Uma carreta com banheiros químicos segue o périplo e, como numa maratona, aparece a cada tantos quilômetros uma boa alma para oferecer água e bolinhos aos "brexiteiros" de estômago vazio. Monitores e seguranças fazem um cordão de isolamento.

O aposentado William Rose, 74, integrou-se pela primeira vez à andança na quarta (20). "Estou com raiva, de saco cheio", dispara. "Theresa May deixou a UE definir a agenda, e o que eles queriam era nos aplicar um castigo. O acordo que ela fechou é pior do que se tivéssemos decidido ficar."

Para ele, a UE deseja criar "os Estados Unidos da Europa, uma federação com uma só bandeira, uma só moeda, um só hino e agora, um só Exército [ideia defendida pelo presidente francês, Emmanuel Macron, por exemplo]".

Enrolada em uma bandeira do Reino Unido, Gaynor Haycock, 56, pensa parecido.

"Não somos contra os europeus, adoramos eles. O problema é a elite política, o establishment: Donald Tusk [presidente do Conselho Europeu], Michel Barnier [negociador-chefe do brexit pelo lado europeu], Jean-Claude Juncker [nº 1 da Comissão Europeia], Angela Merkel [chanceler da Alemanha]."

Na visão dela, esses líderes "querem mandar em todo mundo, querem forçar os membros da UE a abrir mão de sua soberania".

Haycock diz que a UE destruiu tudo o que era tipicamente inglês em prol de importações. "Estou fazendo isso por meus filhos e netos.
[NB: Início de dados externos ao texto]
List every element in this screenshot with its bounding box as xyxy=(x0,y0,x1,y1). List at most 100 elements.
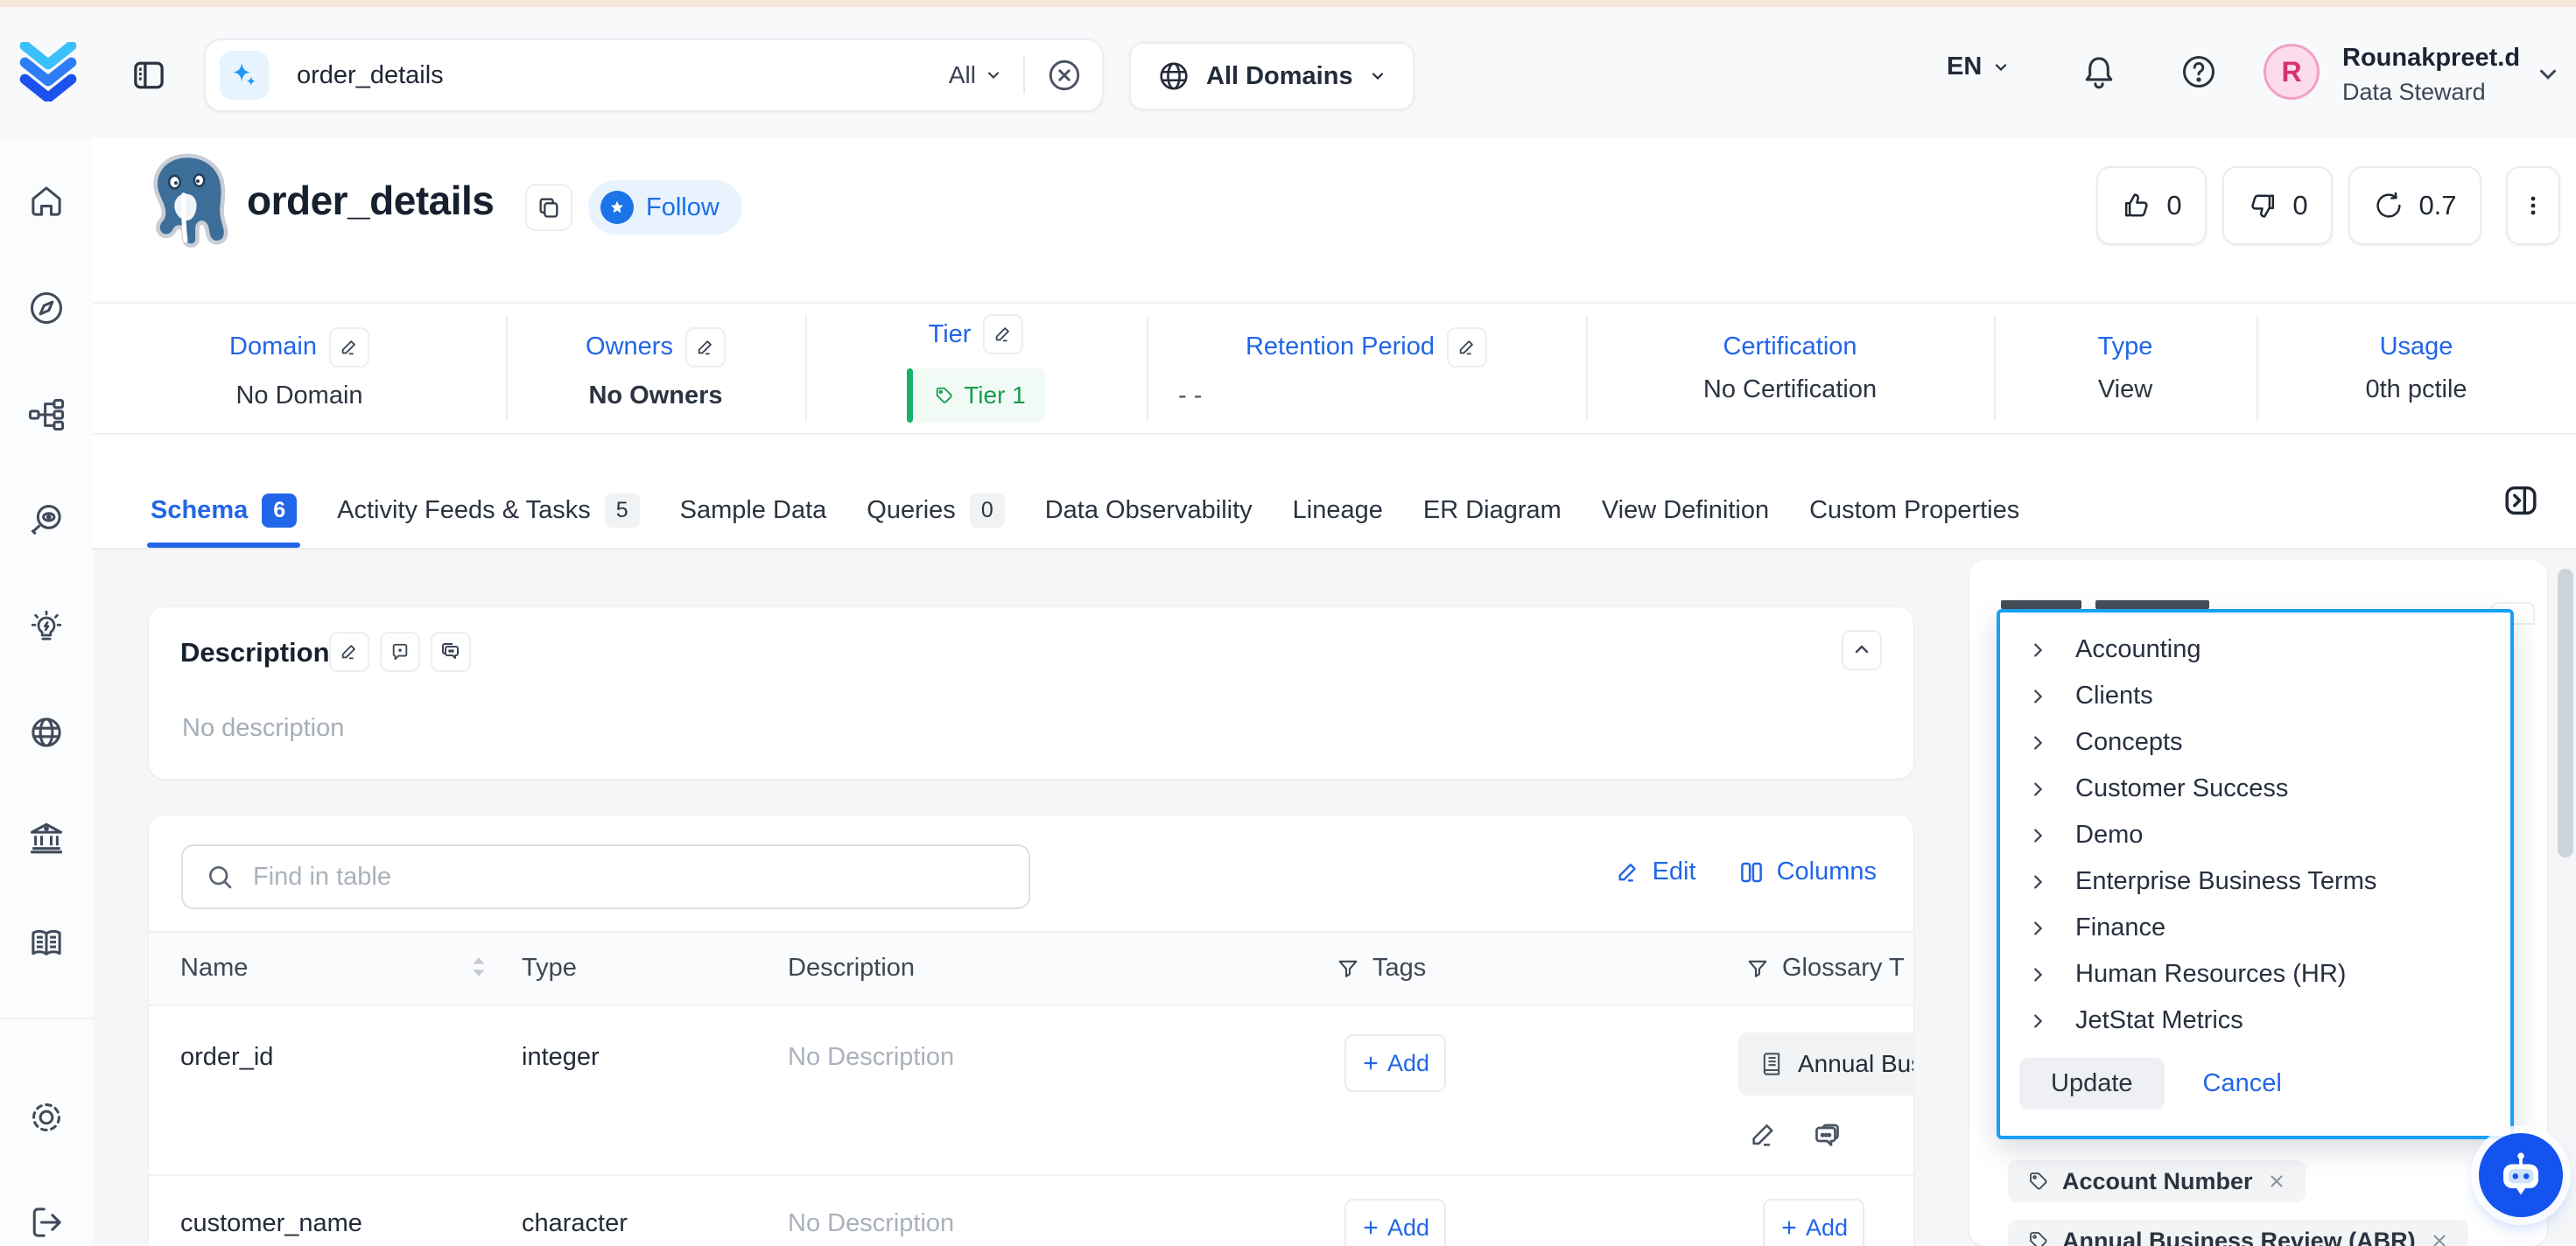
user-menu-chevron-icon[interactable] xyxy=(2535,61,2561,88)
glossary-node-demo[interactable]: Demo xyxy=(2000,812,2510,858)
score-button[interactable]: 0.7 xyxy=(2348,166,2481,245)
domain-label[interactable]: Domain xyxy=(229,332,317,361)
notifications-bell-icon[interactable] xyxy=(2080,52,2118,91)
filter-icon[interactable] xyxy=(1336,956,1360,981)
glossary-node-enterprise-business-terms[interactable]: Enterprise Business Terms xyxy=(2000,858,2510,905)
edit-owners-icon[interactable] xyxy=(685,327,726,368)
table-row-order-id[interactable]: order_id integer No Description Add Annu… xyxy=(149,1006,1913,1176)
selected-term-pill[interactable]: Annual Business Review (ABR) xyxy=(2008,1220,2468,1246)
edit-glossary-icon[interactable] xyxy=(1749,1120,1784,1155)
glossary-node-concepts[interactable]: Concepts xyxy=(2000,719,2510,766)
chevron-right-icon[interactable] xyxy=(2028,872,2047,892)
cancel-button[interactable]: Cancel xyxy=(2203,1069,2282,1098)
all-domains-selector[interactable]: All Domains xyxy=(1129,42,1414,110)
scrollbar-thumb[interactable] xyxy=(2558,569,2573,858)
find-in-table-field[interactable] xyxy=(251,862,1006,892)
owners-label[interactable]: Owners xyxy=(586,332,673,361)
chevron-right-icon[interactable] xyxy=(2028,826,2047,845)
compass-icon[interactable] xyxy=(27,289,66,327)
downvote-button[interactable]: 0 xyxy=(2222,166,2333,245)
chevron-right-icon[interactable] xyxy=(2028,640,2047,660)
more-actions-button[interactable] xyxy=(2506,166,2560,245)
tier-label[interactable]: Tier xyxy=(929,320,972,349)
glossary-node-human-resources[interactable]: Human Resources (HR) xyxy=(2000,951,2510,998)
remove-term-icon[interactable] xyxy=(2267,1172,2286,1191)
settings-gear-icon[interactable] xyxy=(27,1098,66,1137)
glossary-node-accounting[interactable]: Accounting xyxy=(2000,626,2510,673)
glossary-book-icon[interactable] xyxy=(27,924,66,962)
upvote-button[interactable]: 0 xyxy=(2096,166,2207,245)
edit-description-icon[interactable] xyxy=(329,632,369,672)
add-glossary-term-button[interactable]: Add xyxy=(1763,1199,1864,1246)
tab-sample-data[interactable]: Sample Data xyxy=(680,472,827,548)
tab-lineage[interactable]: Lineage xyxy=(1293,472,1383,548)
search-query-text[interactable]: order_details xyxy=(297,61,444,90)
tab-custom-properties[interactable]: Custom Properties xyxy=(1809,472,2019,548)
discover-lens-icon[interactable] xyxy=(27,501,66,540)
suggest-description-icon[interactable] xyxy=(380,632,420,672)
comment-glossary-icon[interactable] xyxy=(1810,1120,1845,1155)
filter-icon[interactable] xyxy=(1745,956,1770,981)
tab-schema[interactable]: Schema 6 xyxy=(151,472,297,548)
add-tag-button[interactable]: Add xyxy=(1344,1199,1446,1246)
chevron-right-icon[interactable] xyxy=(2028,780,2047,799)
logout-icon[interactable] xyxy=(27,1203,66,1242)
remove-term-icon[interactable] xyxy=(2430,1231,2449,1246)
follow-button[interactable]: Follow xyxy=(588,180,742,234)
user-avatar[interactable]: R xyxy=(2264,44,2320,100)
usage-label[interactable]: Usage xyxy=(2380,332,2453,361)
atlan-logo-icon[interactable] xyxy=(18,42,79,102)
edit-domain-icon[interactable] xyxy=(329,327,369,368)
column-header-tags[interactable]: Tags xyxy=(1336,954,1426,983)
edit-table-button[interactable]: Edit xyxy=(1616,858,1696,886)
column-header-description[interactable]: Description xyxy=(788,954,915,983)
chatbot-fab[interactable] xyxy=(2479,1133,2563,1217)
tab-queries[interactable]: Queries 0 xyxy=(867,472,1004,548)
chevron-right-icon[interactable] xyxy=(2028,687,2047,706)
selected-term-pill[interactable]: Account Number xyxy=(2008,1160,2306,1202)
glossary-node-customer-success[interactable]: Customer Success xyxy=(2000,766,2510,812)
tab-data-observability[interactable]: Data Observability xyxy=(1045,472,1253,548)
governance-bank-icon[interactable] xyxy=(27,819,66,858)
glossary-node-finance[interactable]: Finance xyxy=(2000,905,2510,951)
glossary-term-pill[interactable]: Annual Busine xyxy=(1738,1032,1913,1096)
chevron-right-icon[interactable] xyxy=(2028,1012,2047,1031)
glossary-node-clients[interactable]: Clients xyxy=(2000,673,2510,719)
insights-bulb-icon[interactable] xyxy=(27,608,66,647)
home-icon[interactable] xyxy=(27,182,66,220)
workflow-icon[interactable] xyxy=(27,396,66,434)
search-scope-dropdown[interactable]: All xyxy=(949,61,1002,89)
expand-panel-icon[interactable] xyxy=(2501,480,2541,521)
add-tag-button[interactable]: Add xyxy=(1344,1034,1446,1092)
glossary-node-jetstat-metrics[interactable]: JetStat Metrics xyxy=(2000,998,2510,1044)
certification-label[interactable]: Certification xyxy=(1723,332,1857,361)
edit-retention-icon[interactable] xyxy=(1447,327,1487,368)
columns-button[interactable]: Columns xyxy=(1738,858,1877,886)
chevron-right-icon[interactable] xyxy=(2028,965,2047,984)
update-button[interactable]: Update xyxy=(2019,1058,2165,1110)
sidebar-toggle-icon[interactable] xyxy=(130,56,168,94)
table-row-customer-name[interactable]: customer_name character varying(100) No … xyxy=(149,1176,1913,1246)
tab-activity-feeds[interactable]: Activity Feeds & Tasks 5 xyxy=(337,472,639,548)
column-header-type[interactable]: Type xyxy=(522,954,577,983)
type-label[interactable]: Type xyxy=(2098,332,2153,361)
globe-icon[interactable] xyxy=(27,713,66,752)
edit-tier-icon[interactable] xyxy=(983,314,1023,354)
clear-search-icon[interactable] xyxy=(1046,57,1083,94)
chevron-right-icon[interactable] xyxy=(2028,733,2047,752)
copy-name-icon[interactable] xyxy=(525,184,572,231)
sort-icon[interactable] xyxy=(469,954,488,980)
help-icon[interactable] xyxy=(2179,52,2218,91)
column-header-name[interactable]: Name xyxy=(180,954,248,983)
comments-icon[interactable] xyxy=(431,632,471,672)
find-in-table-input[interactable] xyxy=(181,844,1030,909)
column-header-glossary[interactable]: Glossary T xyxy=(1745,954,1905,983)
chevron-right-icon[interactable] xyxy=(2028,919,2047,938)
language-selector[interactable]: EN xyxy=(1947,52,2010,81)
tier-badge[interactable]: Tier 1 xyxy=(907,368,1045,423)
tab-view-definition[interactable]: View Definition xyxy=(1602,472,1769,548)
tab-er-diagram[interactable]: ER Diagram xyxy=(1423,472,1562,548)
retention-label[interactable]: Retention Period xyxy=(1246,332,1435,361)
collapse-description-icon[interactable] xyxy=(1842,630,1882,670)
global-search-bar[interactable]: order_details All xyxy=(204,38,1104,112)
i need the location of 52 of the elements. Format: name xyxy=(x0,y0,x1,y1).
Temos de lutar pela liberdade, como nossos antepassados", arremata, com a voz embargada.

A mesma "responsabilidade geracional" move o artesão aposentado John Coyle, 65. "Como posso explicar aos meus filhos que democracia é a vontade popular se deixar isso acontecer?".

Coyle afirma que estará com a marcha no dia 29, na frente do Parlamento, para "testemunhar a traição".

Mas talvez as palavras de William Rose consigam acalmá-lo. "No fim, vamos ganhar. Pode ser não ser agora, pode ser que voltemos à casa zero. Mas vamos ganhar."